Qu’ils soient avocats, conseillers ou tout simplement spécialistes, qu’ils travaillent pour les entreprises ou pour les particuliers, les fiscalistes ont pour seul et unique objectif de trouver le meilleur moyen de contourner les lois, pour le plus grand bénéfice de ceux qui font appel à eux et au grand préjudice de la collectivité. C’est ainsi que la filiale française d’une multinationale italienne s’est retrouvée, dans le cadre d’un contrat pour une compagnie pétrolière travaillant en Afrique, à sous-traiter des prestations à une société sœur au Portugal qui elle-même sous-traitait à la filiale de Croatie qui ne faisait que prêter son papier à en tête à la filiale qui faisait réellement le travail demandé, à savoir la filiale française. Vous n’avez rien compris à ce qui précède ? C’est le but recherché ! En découpant les prestations et en multipliant les niveaux, les avocats fiscalistes assurent une opacité totale et permettent à leurs prestigieux clients de bénéficier artificiellement des conditions fiscales les plus avantageuses.

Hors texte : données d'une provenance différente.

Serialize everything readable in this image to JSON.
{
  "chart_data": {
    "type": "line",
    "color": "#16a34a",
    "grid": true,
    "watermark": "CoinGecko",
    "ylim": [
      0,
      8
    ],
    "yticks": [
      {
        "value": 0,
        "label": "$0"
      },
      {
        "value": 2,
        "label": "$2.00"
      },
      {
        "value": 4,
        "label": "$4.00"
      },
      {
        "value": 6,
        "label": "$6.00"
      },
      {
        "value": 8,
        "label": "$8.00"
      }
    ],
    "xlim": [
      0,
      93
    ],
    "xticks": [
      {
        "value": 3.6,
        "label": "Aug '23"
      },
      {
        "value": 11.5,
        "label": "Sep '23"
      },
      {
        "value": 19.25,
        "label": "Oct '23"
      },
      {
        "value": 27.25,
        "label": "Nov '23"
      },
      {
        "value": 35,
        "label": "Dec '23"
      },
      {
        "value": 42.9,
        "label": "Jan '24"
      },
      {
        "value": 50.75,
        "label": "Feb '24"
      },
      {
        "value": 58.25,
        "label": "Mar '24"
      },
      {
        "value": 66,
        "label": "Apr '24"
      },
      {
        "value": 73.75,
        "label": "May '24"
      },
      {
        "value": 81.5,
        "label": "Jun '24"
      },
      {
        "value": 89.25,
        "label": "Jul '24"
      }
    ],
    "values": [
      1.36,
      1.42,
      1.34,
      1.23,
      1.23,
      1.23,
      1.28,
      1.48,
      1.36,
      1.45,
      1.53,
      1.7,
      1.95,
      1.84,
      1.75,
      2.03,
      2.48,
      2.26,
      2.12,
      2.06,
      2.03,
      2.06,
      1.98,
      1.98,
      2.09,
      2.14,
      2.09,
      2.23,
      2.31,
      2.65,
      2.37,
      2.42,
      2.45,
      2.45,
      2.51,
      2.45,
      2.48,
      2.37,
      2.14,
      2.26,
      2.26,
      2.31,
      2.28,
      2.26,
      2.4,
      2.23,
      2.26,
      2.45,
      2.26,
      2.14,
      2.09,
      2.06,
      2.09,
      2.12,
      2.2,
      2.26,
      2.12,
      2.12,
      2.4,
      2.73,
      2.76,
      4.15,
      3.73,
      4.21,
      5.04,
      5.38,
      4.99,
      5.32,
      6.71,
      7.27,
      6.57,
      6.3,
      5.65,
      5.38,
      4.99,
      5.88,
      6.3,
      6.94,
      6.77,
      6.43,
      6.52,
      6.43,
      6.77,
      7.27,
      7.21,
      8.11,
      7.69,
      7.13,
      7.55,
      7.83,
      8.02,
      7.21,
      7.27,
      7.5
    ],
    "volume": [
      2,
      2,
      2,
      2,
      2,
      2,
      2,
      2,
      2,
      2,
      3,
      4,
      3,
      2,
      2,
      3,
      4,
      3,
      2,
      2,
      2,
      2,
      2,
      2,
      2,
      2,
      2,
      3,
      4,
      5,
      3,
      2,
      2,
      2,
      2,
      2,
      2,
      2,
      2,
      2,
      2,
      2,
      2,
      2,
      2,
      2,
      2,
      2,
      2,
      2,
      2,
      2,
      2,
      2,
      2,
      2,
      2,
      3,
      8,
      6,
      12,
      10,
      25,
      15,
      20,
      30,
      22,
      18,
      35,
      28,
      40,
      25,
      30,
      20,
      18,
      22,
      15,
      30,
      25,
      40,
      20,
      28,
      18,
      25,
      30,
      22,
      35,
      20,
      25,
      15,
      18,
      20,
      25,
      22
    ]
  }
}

Quitte à prétendre que des activités ont lieu dans des pays où il ne se passe rien ou presque. Au niveau des particuliers, on peut prendre l’exemple instructif des footballeurs : grâce aux conseils avisés des fiscalistes, le footballeur Claude Makélélé, profitant du statut dit de l’impatriation, a pu économiser plus de 500 000 euros d’impôts par an !

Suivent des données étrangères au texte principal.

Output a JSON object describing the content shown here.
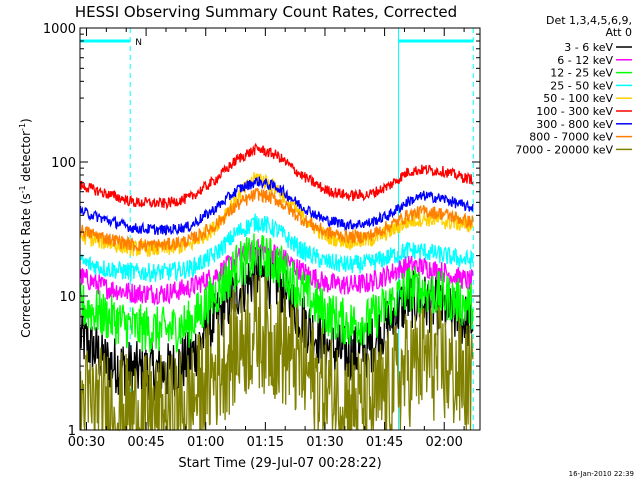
{
  "chart_data": {
    "type": "line",
    "title": "HESSI Observing Summary Count Rates, Corrected",
    "ylabel_parts": [
      "Corrected Count Rate (s",
      "-1",
      " detector",
      "-1",
      ")"
    ],
    "xlabel": "Start Time (29-Jul-07 00:28:22)",
    "y_scale": "log",
    "ylim": [
      1,
      1000
    ],
    "y_ticks": [
      1,
      10,
      100,
      1000
    ],
    "y_tick_labels": [
      "1",
      "10",
      "100",
      "1000"
    ],
    "xlim_minutes": [
      28.37,
      129.0
    ],
    "x_ticks_minutes": [
      30,
      45,
      60,
      75,
      90,
      105,
      120
    ],
    "x_tick_labels": [
      "00:30",
      "00:45",
      "01:00",
      "01:15",
      "01:30",
      "01:45",
      "02:00"
    ],
    "x_grid": false,
    "y_grid": false,
    "legend_placement": "right-top",
    "legend_header": [
      "Det 1,3,4,5,6,9,",
      "Att 0"
    ],
    "night_intervals": [
      [
        28.37,
        41.0
      ],
      [
        108.5,
        127.3
      ]
    ],
    "night_flag_label": "N",
    "guide_color": "#00ffff",
    "timestamp": "16-Jan-2010 22:39",
    "series": [
      {
        "name": "3 - 6 keV",
        "color": "#000000",
        "values": [
          [
            28.5,
            5.0
          ],
          [
            35,
            3.2
          ],
          [
            42,
            2.8
          ],
          [
            50,
            2.7
          ],
          [
            56,
            3.4
          ],
          [
            62,
            6.5
          ],
          [
            68,
            11.0
          ],
          [
            73,
            14.5
          ],
          [
            78,
            12.5
          ],
          [
            84,
            7.0
          ],
          [
            90,
            4.2
          ],
          [
            96,
            3.6
          ],
          [
            101,
            4.0
          ],
          [
            106,
            6.5
          ],
          [
            111,
            9.5
          ],
          [
            115,
            9.0
          ],
          [
            120,
            8.0
          ],
          [
            126,
            6.3
          ]
        ]
      },
      {
        "name": "6 - 12 keV",
        "color": "#ff00ff",
        "values": [
          [
            28.5,
            14.0
          ],
          [
            35,
            11.5
          ],
          [
            42,
            10.5
          ],
          [
            50,
            10.5
          ],
          [
            56,
            11.5
          ],
          [
            62,
            14.0
          ],
          [
            68,
            19.0
          ],
          [
            73,
            22.5
          ],
          [
            78,
            20.5
          ],
          [
            84,
            15.5
          ],
          [
            90,
            12.5
          ],
          [
            96,
            12.0
          ],
          [
            101,
            12.5
          ],
          [
            106,
            14.5
          ],
          [
            111,
            17.0
          ],
          [
            115,
            16.5
          ],
          [
            120,
            15.0
          ],
          [
            126,
            13.0
          ]
        ]
      },
      {
        "name": "12 - 25 keV",
        "color": "#00ff00",
        "values": [
          [
            28.5,
            8.5
          ],
          [
            35,
            7.0
          ],
          [
            42,
            5.8
          ],
          [
            50,
            5.5
          ],
          [
            56,
            6.2
          ],
          [
            62,
            10.0
          ],
          [
            68,
            17.0
          ],
          [
            73,
            20.0
          ],
          [
            78,
            17.5
          ],
          [
            84,
            11.0
          ],
          [
            90,
            7.5
          ],
          [
            96,
            6.2
          ],
          [
            101,
            6.5
          ],
          [
            106,
            8.5
          ],
          [
            111,
            11.5
          ],
          [
            115,
            11.0
          ],
          [
            120,
            10.0
          ],
          [
            126,
            8.5
          ]
        ]
      },
      {
        "name": "25 - 50 keV",
        "color": "#00ffff",
        "values": [
          [
            28.5,
            18.0
          ],
          [
            35,
            16.0
          ],
          [
            42,
            15.0
          ],
          [
            50,
            15.0
          ],
          [
            56,
            16.0
          ],
          [
            62,
            20.0
          ],
          [
            68,
            30.0
          ],
          [
            73,
            36.0
          ],
          [
            78,
            31.0
          ],
          [
            84,
            22.0
          ],
          [
            90,
            18.0
          ],
          [
            96,
            17.0
          ],
          [
            101,
            17.5
          ],
          [
            106,
            19.5
          ],
          [
            111,
            22.0
          ],
          [
            115,
            21.5
          ],
          [
            120,
            20.0
          ],
          [
            126,
            18.5
          ]
        ]
      },
      {
        "name": "50 - 100 keV",
        "color": "#ffd000",
        "values": [
          [
            28.5,
            28.0
          ],
          [
            35,
            25.0
          ],
          [
            42,
            22.5
          ],
          [
            50,
            22.5
          ],
          [
            56,
            24.0
          ],
          [
            62,
            32.0
          ],
          [
            68,
            55.0
          ],
          [
            73,
            78.0
          ],
          [
            78,
            63.0
          ],
          [
            84,
            40.0
          ],
          [
            90,
            28.0
          ],
          [
            96,
            25.5
          ],
          [
            101,
            26.0
          ],
          [
            106,
            30.0
          ],
          [
            111,
            36.0
          ],
          [
            115,
            38.0
          ],
          [
            120,
            36.0
          ],
          [
            126,
            34.0
          ]
        ]
      },
      {
        "name": "100 - 300 keV",
        "color": "#ff0000",
        "values": [
          [
            28.5,
            67.0
          ],
          [
            35,
            58.0
          ],
          [
            42,
            50.0
          ],
          [
            50,
            49.0
          ],
          [
            56,
            54.0
          ],
          [
            62,
            72.0
          ],
          [
            68,
            105.0
          ],
          [
            73,
            126.0
          ],
          [
            78,
            112.0
          ],
          [
            84,
            80.0
          ],
          [
            90,
            62.0
          ],
          [
            96,
            56.0
          ],
          [
            101,
            57.0
          ],
          [
            106,
            66.0
          ],
          [
            111,
            85.0
          ],
          [
            115,
            88.0
          ],
          [
            120,
            85.0
          ],
          [
            126,
            75.0
          ]
        ]
      },
      {
        "name": "300 - 800 keV",
        "color": "#0000ff",
        "values": [
          [
            28.5,
            43.0
          ],
          [
            35,
            37.0
          ],
          [
            42,
            32.0
          ],
          [
            50,
            31.0
          ],
          [
            56,
            33.0
          ],
          [
            62,
            44.0
          ],
          [
            68,
            62.0
          ],
          [
            73,
            72.0
          ],
          [
            78,
            65.0
          ],
          [
            84,
            47.0
          ],
          [
            90,
            37.0
          ],
          [
            96,
            34.0
          ],
          [
            101,
            35.0
          ],
          [
            106,
            40.0
          ],
          [
            111,
            51.0
          ],
          [
            115,
            56.0
          ],
          [
            120,
            53.0
          ],
          [
            126,
            46.0
          ]
        ]
      },
      {
        "name": "800 - 7000 keV",
        "color": "#ff8000",
        "values": [
          [
            28.5,
            31.0
          ],
          [
            35,
            27.0
          ],
          [
            42,
            24.0
          ],
          [
            50,
            24.0
          ],
          [
            56,
            26.0
          ],
          [
            62,
            33.0
          ],
          [
            68,
            48.0
          ],
          [
            73,
            58.0
          ],
          [
            78,
            52.0
          ],
          [
            84,
            38.0
          ],
          [
            90,
            30.0
          ],
          [
            96,
            27.5
          ],
          [
            101,
            28.0
          ],
          [
            106,
            33.0
          ],
          [
            111,
            40.0
          ],
          [
            115,
            43.0
          ],
          [
            120,
            41.0
          ],
          [
            126,
            36.0
          ]
        ]
      },
      {
        "name": "7000 - 20000 keV",
        "color": "#808000",
        "values": [
          [
            28.5,
            1.6
          ],
          [
            35,
            1.5
          ],
          [
            42,
            1.3
          ],
          [
            50,
            1.3
          ],
          [
            56,
            1.6
          ],
          [
            62,
            2.6
          ],
          [
            68,
            4.3
          ],
          [
            73,
            5.6
          ],
          [
            78,
            4.5
          ],
          [
            84,
            3.0
          ],
          [
            90,
            2.0
          ],
          [
            96,
            1.6
          ],
          [
            101,
            1.5
          ],
          [
            106,
            2.0
          ],
          [
            111,
            2.9
          ],
          [
            115,
            3.4
          ],
          [
            120,
            2.9
          ],
          [
            126,
            2.3
          ]
        ]
      }
    ]
  }
}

Entre les niches fiscales et l’interprétation trop laxiste des lois, on frôle parfois – souvent ? – les limites de la légalité. Et c’est bien là tout le problème de savoir à  quel moment la ligne jaune est franchie, comment constater s’il y a fraude et comment punir. Les moyens disponibles ne sont ni très nombreux ni très efficaces. Comme le rapporte le journal Marianne du 5 au 11 septembre dans un article consacré à la récente campagne menée par le ministre du budget, Eric Woerth, pour lutter contre l’évasion fiscale: "Le droit français est d'ailleurs explicite : un inspecteur des impôts qui constate un délit fiscal ne peut saisir directement le procureur de la République ; il doit passer par la commission des Infractions fiscales, sage institution composée de magistrats, qui filtre les dossiers. Avec ça, les (gros) fraudeurs peuvent dormir tranquilles. Si l'on ajoute que Michèle Alliot-Marie, lorsqu'elle était ministre de l'Intérieur, a réussi à bloquer la création d'une police judiciaire fiscale, on comprend que Woerth partait avec un certain handicap." Et plus loin : "les avocats fiscalistes (…) se gaussent de l’impuissance de l’Etat ".

Pour notre plus grand malheur, ces " réducteurs de feuilles d’impôts" risquent de rire encore longtemps si l’Etat, au sommet duquel certains ont un accès direct selon Marianne, ne prend pas des mesures définitives pour les empêcher de nuire. En-a-t-il vraiment la volonté ? On peut légitimement en douter ! Comme les traders, les avocats-fiscalistes ont encore de beaux jours devant eux et nous, du souci à nous faire.